In other words, the yard is form 'proof' so that its results are merely the result of random variation. (For the initiated, the 'trial' represented by each runner is independent of the results of the others.)

We can use the binomial expansion to calculate the probability - and corresponding odds - of the sample containing a certain number of winners. Here are the results:

0                18.9%             4.3 - 1
1                32.8%                2 - 1
2                27.1%             2.7 - 1
3                14.1%             6.1 - 1
4                  5.2%           18.2 - 1
5                  1.5%              67 - 1
6+                0.4%            262 - 1

If we combine the probability of 0 winners and 1 winner in the 20-runner sample, we get the following interesting result:

P (0 winnners) + P (1 winner)  =  .189   +  .328
                                                 =  .517   or    51.7%  or    0.93 - 1

In other words, in any 20-runner sequence of a trainer with an 8% strike-rate, it is odds on - more likely than not - that he or she will have a maximum of one winner.

Think about this for a second. If you were about to have a serious bet on one of James Given's runners, for instance, how might you react if someone said: "Stop! While I am a huge fan of that particularly talented trainer, I have noticed he has had only 1 winner from his last 20 runners."?

Would you move on regardless? Brush off the comment because you know of its insignificance?

Then, good for you. But there are plenty - including some who earn a living from analysing racing - who would be concerned, perhaps even save their money for another day. 

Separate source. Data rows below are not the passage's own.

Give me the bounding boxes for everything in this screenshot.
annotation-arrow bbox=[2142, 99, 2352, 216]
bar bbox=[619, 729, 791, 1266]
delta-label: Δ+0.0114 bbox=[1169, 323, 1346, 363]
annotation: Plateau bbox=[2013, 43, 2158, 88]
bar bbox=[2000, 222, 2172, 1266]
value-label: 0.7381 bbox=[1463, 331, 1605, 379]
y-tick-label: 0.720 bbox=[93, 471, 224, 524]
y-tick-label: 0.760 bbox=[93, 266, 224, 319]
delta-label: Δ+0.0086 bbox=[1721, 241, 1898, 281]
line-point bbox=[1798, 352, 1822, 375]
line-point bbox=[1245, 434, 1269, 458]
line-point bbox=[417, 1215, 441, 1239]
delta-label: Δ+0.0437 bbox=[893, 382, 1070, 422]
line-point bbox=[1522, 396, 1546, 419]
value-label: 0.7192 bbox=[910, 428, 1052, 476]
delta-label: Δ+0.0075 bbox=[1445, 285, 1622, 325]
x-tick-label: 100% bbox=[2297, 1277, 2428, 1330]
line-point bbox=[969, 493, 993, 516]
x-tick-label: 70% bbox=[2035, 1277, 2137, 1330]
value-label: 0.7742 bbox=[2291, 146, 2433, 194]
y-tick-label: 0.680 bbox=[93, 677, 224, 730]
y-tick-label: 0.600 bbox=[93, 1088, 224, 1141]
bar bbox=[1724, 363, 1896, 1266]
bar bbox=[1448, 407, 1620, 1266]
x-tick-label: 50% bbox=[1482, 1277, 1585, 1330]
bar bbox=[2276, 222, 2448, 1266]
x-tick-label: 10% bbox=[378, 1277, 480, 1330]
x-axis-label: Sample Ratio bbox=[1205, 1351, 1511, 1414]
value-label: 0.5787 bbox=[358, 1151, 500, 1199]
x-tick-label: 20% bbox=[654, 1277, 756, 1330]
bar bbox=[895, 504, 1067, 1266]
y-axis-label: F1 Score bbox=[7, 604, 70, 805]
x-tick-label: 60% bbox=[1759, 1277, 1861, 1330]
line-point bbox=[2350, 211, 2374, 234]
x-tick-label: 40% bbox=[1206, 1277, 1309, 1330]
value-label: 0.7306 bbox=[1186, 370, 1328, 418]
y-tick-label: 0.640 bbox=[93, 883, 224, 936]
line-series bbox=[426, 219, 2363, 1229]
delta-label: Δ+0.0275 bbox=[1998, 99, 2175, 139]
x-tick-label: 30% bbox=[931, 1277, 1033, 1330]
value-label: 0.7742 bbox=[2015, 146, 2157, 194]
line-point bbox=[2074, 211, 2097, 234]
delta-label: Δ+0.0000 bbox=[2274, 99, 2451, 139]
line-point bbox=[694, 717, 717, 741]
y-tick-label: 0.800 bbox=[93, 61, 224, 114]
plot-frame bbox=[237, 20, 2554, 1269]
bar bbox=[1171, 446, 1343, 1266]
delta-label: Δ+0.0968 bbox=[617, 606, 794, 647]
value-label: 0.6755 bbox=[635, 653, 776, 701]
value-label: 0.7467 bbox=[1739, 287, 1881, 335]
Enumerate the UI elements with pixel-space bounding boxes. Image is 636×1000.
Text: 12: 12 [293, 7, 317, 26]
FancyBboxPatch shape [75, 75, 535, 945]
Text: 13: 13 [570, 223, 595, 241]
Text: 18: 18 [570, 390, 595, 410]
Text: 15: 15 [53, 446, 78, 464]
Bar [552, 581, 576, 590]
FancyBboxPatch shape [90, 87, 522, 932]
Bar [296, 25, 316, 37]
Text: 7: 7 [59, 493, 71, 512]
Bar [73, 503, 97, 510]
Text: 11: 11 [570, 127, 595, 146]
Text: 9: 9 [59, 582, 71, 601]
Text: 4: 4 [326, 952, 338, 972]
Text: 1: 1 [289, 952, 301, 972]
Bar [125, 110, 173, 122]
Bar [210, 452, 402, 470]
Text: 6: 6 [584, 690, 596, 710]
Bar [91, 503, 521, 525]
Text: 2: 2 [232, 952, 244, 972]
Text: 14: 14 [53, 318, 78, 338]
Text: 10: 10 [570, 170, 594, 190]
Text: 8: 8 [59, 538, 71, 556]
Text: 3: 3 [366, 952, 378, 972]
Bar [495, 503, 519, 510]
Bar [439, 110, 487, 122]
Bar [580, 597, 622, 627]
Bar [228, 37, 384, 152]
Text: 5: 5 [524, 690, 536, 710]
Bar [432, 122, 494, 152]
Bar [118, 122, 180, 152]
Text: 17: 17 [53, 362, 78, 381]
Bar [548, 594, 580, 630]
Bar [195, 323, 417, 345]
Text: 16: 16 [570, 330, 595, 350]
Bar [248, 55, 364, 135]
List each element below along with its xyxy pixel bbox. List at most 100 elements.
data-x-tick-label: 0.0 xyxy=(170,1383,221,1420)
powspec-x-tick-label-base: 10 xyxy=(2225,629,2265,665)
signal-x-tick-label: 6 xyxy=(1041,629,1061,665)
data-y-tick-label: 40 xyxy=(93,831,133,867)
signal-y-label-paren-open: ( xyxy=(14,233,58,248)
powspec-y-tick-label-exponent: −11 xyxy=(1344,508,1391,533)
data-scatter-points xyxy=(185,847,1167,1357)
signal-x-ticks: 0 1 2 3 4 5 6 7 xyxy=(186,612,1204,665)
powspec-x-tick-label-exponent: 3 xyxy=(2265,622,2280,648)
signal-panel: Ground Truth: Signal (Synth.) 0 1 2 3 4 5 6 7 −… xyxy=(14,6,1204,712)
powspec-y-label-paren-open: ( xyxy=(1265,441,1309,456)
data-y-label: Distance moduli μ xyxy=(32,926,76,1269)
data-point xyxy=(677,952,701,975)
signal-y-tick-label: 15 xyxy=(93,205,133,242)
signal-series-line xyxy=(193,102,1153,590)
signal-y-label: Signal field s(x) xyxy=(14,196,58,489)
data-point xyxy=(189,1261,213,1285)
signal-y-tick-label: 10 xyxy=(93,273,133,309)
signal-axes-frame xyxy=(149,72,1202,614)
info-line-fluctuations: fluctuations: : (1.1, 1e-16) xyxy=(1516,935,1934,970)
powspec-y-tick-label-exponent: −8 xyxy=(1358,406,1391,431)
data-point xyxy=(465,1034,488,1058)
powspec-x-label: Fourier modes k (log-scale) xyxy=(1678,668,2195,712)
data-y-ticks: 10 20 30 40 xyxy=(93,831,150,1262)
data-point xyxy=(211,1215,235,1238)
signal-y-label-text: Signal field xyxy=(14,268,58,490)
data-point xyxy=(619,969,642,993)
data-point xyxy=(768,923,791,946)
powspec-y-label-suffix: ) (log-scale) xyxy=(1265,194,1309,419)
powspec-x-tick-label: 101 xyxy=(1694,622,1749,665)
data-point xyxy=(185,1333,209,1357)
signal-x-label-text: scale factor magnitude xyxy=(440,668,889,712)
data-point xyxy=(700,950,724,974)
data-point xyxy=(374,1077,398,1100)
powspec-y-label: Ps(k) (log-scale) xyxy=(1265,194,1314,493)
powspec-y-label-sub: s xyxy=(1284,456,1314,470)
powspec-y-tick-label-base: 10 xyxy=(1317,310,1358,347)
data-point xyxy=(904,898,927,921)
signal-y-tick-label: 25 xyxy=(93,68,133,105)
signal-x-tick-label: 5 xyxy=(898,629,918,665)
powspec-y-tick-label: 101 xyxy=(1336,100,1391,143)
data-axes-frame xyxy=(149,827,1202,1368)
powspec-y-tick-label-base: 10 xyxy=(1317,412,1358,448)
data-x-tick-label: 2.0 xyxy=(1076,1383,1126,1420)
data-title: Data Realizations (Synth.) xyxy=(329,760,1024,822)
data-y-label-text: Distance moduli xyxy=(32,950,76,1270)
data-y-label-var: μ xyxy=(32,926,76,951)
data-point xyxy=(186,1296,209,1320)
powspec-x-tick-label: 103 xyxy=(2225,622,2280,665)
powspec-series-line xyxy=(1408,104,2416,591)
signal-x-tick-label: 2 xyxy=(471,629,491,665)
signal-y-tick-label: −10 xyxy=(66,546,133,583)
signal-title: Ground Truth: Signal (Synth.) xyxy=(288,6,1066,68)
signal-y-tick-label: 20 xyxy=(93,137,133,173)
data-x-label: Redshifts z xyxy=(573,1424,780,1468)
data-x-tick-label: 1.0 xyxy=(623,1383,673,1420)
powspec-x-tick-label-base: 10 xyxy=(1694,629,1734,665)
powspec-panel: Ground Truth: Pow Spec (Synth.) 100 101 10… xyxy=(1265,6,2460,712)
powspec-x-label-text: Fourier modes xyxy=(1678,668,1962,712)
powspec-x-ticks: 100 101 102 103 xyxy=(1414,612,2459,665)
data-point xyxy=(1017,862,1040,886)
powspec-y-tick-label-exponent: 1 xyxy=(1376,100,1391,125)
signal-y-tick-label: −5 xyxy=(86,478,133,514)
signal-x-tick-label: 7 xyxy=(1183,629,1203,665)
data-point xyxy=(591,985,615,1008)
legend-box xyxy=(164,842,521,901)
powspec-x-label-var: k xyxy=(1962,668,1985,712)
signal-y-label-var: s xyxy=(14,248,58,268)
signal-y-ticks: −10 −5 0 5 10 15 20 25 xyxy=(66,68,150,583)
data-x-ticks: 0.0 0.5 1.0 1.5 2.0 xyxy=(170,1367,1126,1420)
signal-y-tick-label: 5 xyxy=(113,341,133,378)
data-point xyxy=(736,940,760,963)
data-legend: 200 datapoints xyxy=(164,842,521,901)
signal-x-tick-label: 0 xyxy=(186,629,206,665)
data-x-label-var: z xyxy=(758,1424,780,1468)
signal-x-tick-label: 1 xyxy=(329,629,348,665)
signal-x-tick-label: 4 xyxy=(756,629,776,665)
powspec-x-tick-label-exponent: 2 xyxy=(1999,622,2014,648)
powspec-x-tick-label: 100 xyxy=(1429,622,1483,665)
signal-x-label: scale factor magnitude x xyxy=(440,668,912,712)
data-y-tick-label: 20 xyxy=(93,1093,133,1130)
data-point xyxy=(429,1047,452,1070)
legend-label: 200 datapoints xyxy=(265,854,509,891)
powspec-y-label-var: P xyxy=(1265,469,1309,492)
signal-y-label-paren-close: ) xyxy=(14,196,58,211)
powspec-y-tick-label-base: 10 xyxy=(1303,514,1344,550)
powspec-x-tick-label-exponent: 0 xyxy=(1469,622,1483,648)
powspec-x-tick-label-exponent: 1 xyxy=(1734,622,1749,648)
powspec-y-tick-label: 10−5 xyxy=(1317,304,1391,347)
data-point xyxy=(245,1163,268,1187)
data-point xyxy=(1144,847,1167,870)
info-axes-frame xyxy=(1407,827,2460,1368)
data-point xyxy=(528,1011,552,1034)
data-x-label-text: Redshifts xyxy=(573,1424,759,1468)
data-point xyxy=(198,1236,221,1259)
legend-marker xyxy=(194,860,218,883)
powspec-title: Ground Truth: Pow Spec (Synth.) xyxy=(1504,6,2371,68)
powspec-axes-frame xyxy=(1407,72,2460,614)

More specific to the infamous Cold List, it is less than 9-2 (18.9% probability) that our trainer will have 20 losers on the trot. So, to draw the inference that he or she is out of form - that future runners from the stable are likely to perform below expectations - is not just unfair to the trainer but may cost you money as a punter.

At this point, you might be saying: "Come on. I would never say that a trainer is out of form after just 20 losers."

Good for you, then. But I guarantee there are similar, if not worse, claims made with racing statistics every day. And the most disingenuous presentation is when the operator attaches "..for what it is worth" as a disclaimer, as if he or she has any idea of statistical significance.

Trainers who sometimes get annoyed when they are identified as being "out of form" may have justification on their side.

And, with regard to racing statistics in general, ask yourself these questions next time someone attempts to blind you with stat-geek pseudoscience:

Have they taken sample-size into consideration?
Do they understand how to test for statistical significance?
Are there biases to their sample in the first place?

Yes, there are some good operators who use statistics in the media. Timeform's Simon Rowlands writes superb articles on their site, while Hugh Taylor of At The Races deserves particular praise for his flexible and intuitive use of the numbers. And I have mentioned advanced websites like and in other postings.

But don't let me come across as an intellectual snob. Even if they make strictly the odd mistake in interpreting a forest of statistics, some operators can easily be forgiven because of their robust approach overall.

Racing statistics do provide entertainment to a huge number of people. You only have to look at the deserved popularity of products like those of Paul Jones and Mark Howard.

Such is the enthusiasm with which these guides provide statistics - and indeed highlight good winners -  that they increase interest in the sport and provide their followers with the feeling they are employing a sophisticated approach. That can only be good for the game.

But, back to the Cold List. If you read this article and your reaction was: "Wait a minute, Willoughby you muppet. Winners-to-runners - nobody seriously uses that anymore, do they?

"Surely it went out with people who think front running is 'doing it the hard way'. We, the enlightened, use other statistical measures - like the average distance a stable's runners were beaten, their run-to-form percentage, or the impact value of a good-sized sample of their recent runners.

"Surely everyone knows there is far more inherent significance in these metrics?"

Then, give yourself a pat on the back. Because you, sir, know your stuff.